振り返った賢芳の、ぞっとするほど凍てついた視線が長尾兄妹を震え上がらせた。
「返して……その人を私に返して」
彼女は寝台からゆっくりと立ち上がった。白い両手を二人に向かって突き出して、虚空を掻きむしる十本の指。長く伸びた爪はまるで鋭利な刃物を思わせる。賢芳の可憐な容貌はすっかり変わり果て、まさに幽鬼の如く。光る瞳は雌豹のように獲物を捕え、憎悪を漲らせてじりじりと二人に迫りくる
「やっぱ……賢芳ちゃん本当に幽霊だったんだ……兄ちゃん、どうしよう!」
伸子は半ベソをかいて今にも腰を抜かさんばかりに、ぎゅっと健太郎にしがみ付く。健太郎は、意識を失くしている若松をしっかりと抱きかかえたまま、後ずさることしかできない。背後は窓を厚いカーテンで閉ざされた壁際。後は無い。逃げる手段を必死で考えながら、冷や汗がつっと健太郎のこめかみを伝った。
「ご、ご依頼の……翔宇の行方がわかりました」
乾いた喉の奥から、やっとのことで掠れた声を絞り出した。
「何ですって?」
健太郎を鋭く睨む賢芳の歩みが止まった。
「彼は一体どこにいるの?」
「中国に……故郷に戻られました。七年前、あなたが事故で亡くなってしばらく経った後に」
「……ではもうこの街にはいないというの?」
健太郎はゆっくりと頷いた。
「嘘だわ……そんなこと……まさか」
頭を抱えて何度も何度も首を振り、唇を固く噛み締め、賢芳は呆然と立ちすくむ。血の気の無い顔は、さらに白く翳を落とし、その瞳には青白い炎が揺らいで、辛うじて残っていた偽りの人間らしささえも失ってゆく。
「そんな……待っていたのに。ずっと待っていたのに。一緒に浅草に行こうとあの場所で待ち合わせて……ずっと待っていたのにあの人は来なかった……だから私はあんなことに…こんな冷たい身体に……」
賢芳の白い身体がまるで花びらのように力無く床に崩れた。がっくりと項垂れた横顔。伏せた瞳から溢れる涙がきらきらと零れ落ちる。
「翔宇にとってみれば、突然いなくなってしまったのは、あなたの方だったのでしょう。愛する人を突然失った悲しみは、あなたも充分承知なのではないですか?」
健太郎の背後に隠れて、伸子はじっと賢芳を見つめた。
「彼はずっと自分を責めていた。自分が待ちあわせの時間に間に合っていればあなたをあんな事故に巻き込むことはなかったのにと。責めて悔やんで、受験も失敗して失意のうちに帰国したそうです」
「寂しかった……ずっと独りで翔宇を捜して……自分が死んでしまったことも信じられなくて……だからあの人を見つけて一緒に逝こうとしたのに……!」
結いあげられた黒い豊かな髪が解けて、嗚咽で震える賢芳の肩からさらりと床に滑り落ちる。長尾兄妹の沈痛と同情とが入り混じった眼差しがその小さな肩に注がれた。

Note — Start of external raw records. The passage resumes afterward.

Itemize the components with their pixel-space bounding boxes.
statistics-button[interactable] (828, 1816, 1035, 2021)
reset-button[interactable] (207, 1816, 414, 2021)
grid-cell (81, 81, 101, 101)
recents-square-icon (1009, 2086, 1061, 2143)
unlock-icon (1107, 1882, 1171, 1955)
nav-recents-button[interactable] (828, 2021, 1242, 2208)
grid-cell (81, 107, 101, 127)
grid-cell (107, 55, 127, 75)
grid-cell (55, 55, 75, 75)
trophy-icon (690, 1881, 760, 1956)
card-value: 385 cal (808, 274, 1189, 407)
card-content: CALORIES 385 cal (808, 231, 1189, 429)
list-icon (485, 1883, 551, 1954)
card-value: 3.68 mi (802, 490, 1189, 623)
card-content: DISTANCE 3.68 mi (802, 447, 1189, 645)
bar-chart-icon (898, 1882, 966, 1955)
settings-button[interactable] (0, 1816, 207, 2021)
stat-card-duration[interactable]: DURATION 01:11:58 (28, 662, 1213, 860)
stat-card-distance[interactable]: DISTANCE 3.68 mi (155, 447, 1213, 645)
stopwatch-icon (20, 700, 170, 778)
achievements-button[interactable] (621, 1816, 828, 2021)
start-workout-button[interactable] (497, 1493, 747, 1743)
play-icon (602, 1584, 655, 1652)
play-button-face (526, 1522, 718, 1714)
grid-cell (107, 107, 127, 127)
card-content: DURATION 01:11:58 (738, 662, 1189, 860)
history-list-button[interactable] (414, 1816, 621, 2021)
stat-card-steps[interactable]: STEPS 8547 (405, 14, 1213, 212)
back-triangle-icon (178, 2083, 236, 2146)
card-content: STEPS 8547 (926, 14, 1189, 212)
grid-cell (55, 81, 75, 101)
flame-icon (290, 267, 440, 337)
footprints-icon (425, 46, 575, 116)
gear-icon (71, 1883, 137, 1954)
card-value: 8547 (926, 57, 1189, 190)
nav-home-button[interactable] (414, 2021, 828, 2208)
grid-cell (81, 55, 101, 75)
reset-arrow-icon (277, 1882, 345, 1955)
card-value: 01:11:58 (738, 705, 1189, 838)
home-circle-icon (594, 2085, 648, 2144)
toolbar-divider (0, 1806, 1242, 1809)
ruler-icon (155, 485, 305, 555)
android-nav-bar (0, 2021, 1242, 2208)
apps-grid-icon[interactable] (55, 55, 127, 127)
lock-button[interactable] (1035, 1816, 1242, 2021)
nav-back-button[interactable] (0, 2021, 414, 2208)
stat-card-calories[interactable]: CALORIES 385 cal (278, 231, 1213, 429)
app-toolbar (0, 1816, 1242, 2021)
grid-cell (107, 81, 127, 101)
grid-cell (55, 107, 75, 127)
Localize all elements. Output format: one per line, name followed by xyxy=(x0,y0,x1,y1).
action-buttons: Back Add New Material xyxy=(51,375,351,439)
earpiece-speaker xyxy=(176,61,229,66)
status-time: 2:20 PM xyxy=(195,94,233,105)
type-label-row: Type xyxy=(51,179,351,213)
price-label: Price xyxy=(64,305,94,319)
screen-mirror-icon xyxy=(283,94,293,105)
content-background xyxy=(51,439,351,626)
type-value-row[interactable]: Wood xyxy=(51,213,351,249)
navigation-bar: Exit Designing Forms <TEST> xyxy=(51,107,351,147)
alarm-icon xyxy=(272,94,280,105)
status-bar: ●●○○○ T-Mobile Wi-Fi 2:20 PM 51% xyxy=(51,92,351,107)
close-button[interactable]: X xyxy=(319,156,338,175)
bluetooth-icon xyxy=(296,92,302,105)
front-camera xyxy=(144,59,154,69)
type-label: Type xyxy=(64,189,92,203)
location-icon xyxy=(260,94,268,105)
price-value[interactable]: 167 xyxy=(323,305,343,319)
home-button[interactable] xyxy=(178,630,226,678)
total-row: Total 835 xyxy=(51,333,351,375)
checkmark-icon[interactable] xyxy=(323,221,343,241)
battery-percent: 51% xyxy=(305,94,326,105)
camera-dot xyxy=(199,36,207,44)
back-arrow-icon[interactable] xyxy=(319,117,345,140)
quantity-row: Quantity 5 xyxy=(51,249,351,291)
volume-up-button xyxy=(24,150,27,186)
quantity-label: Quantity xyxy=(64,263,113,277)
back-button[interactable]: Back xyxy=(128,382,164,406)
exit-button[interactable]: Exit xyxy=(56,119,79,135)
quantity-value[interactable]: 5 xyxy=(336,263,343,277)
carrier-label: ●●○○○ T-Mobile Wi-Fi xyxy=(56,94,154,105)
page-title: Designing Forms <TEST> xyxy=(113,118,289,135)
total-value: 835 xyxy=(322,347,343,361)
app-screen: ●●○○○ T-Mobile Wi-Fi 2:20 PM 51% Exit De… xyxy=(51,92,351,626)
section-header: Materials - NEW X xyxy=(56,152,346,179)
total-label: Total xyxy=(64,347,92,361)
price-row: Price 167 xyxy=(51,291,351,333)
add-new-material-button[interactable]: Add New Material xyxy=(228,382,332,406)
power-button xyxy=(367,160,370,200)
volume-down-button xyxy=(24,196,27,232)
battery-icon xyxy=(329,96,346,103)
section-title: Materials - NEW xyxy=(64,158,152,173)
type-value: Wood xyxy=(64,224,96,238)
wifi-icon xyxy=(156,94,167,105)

「だったらどうして他の人まで連れて逝こうとしたの?」
伸子が健太郎の肩越しからおずおずと訊いた。
「独りが嫌だったから……翔宇が見つかるまで……あの暗くて冷たい場所に独りで戻るのは耐えられなかったから、だから……」
床をじっと見つめていた賢芳は、思い詰めたようにすっと顔を上げた。恨みと憎しみを滲ませたその形相はあまりにも醜かった。
「だからその人を渡して頂戴!」
「賢芳ちゃん、やめて!」
伸子は思わず叫び、若松を抱きかかえる健太郎の両手に力が籠る。
「そうよ、翔宇がもうここにいないのなら、その彼よ! 翔宇のかわりに……そっくりな彼を……私と……一緒に来てくれるって言ってくれたわ!」
幽鬼の正体を露わにした賢芳は、まるで獲物を狙う飢えた猛獣のように、瞳に凄絶な暗い陰を宿して、髪を振り乱しながら三人に向かって躍りかかった。
翔宇への未練と果てしない孤独に囚われた哀れな賢芳を、もはやどうすることも出来ない。